Employers won’t be allowed to pocket employees’ tips under the Department of Labor’s controversial proposed tip pooling rule now that President Trump has signed stop-gap spending legislation.

The $1.3 trillion funding agreement—which Trump first threatened to veto but eventually signed in time to avert a government shutdown on March 24—amends the Fair Labor Standards Act to make it illegal for business owners and supervisors to confiscate tips from their employees.

The DOL’s proposed rule would rescind an Obama-era regulation that forbids employers from organizing tip pools to spread a portion of servers’ gratuities to back-of-the-house employees such as cooks and dishwashers. Compulsory tip pooling would be legal as long as employees earn at least the federal minimum wage and employers don’t apply a tip credit, which allows them to pay as little as $2.13 per hour.

Critics protested the tip-pooling rule when it was announced last year, saying it would allow owners and supervisors to simply keep employees’ tips for themselves.

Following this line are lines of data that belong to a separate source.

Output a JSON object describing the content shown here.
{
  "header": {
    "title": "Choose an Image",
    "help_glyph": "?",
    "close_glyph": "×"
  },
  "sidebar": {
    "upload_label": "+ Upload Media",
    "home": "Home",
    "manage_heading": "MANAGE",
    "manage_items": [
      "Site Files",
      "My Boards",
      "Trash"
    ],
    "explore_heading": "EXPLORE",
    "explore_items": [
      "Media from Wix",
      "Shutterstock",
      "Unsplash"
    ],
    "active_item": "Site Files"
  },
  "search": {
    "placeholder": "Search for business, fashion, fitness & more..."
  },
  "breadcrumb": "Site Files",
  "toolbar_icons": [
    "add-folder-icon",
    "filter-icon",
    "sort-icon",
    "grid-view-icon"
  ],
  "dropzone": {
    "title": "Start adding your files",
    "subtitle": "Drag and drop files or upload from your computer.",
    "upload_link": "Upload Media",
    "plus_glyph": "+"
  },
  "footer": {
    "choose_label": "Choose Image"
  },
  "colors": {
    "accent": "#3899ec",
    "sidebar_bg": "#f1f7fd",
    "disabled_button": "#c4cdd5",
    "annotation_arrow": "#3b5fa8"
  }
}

Indeed, internal DOL research—allegedly suppressed by Secretary of Labor Alex Acosta—found that the rule could deprive restaurant servers of $5.8 billion in confiscated tip income every year. News reports said the research was purposely omitted from the DOL’s notice of proposed rule-making issued in December 2017.

Acosta reportedly supports the FLSA amendment attached to the spending bill. It lets employees sue for the value of any confiscated tips, plus damages. It grants enforcement authority to the DOL’s Wage and Hour Division, which could assess civil penalties against violators.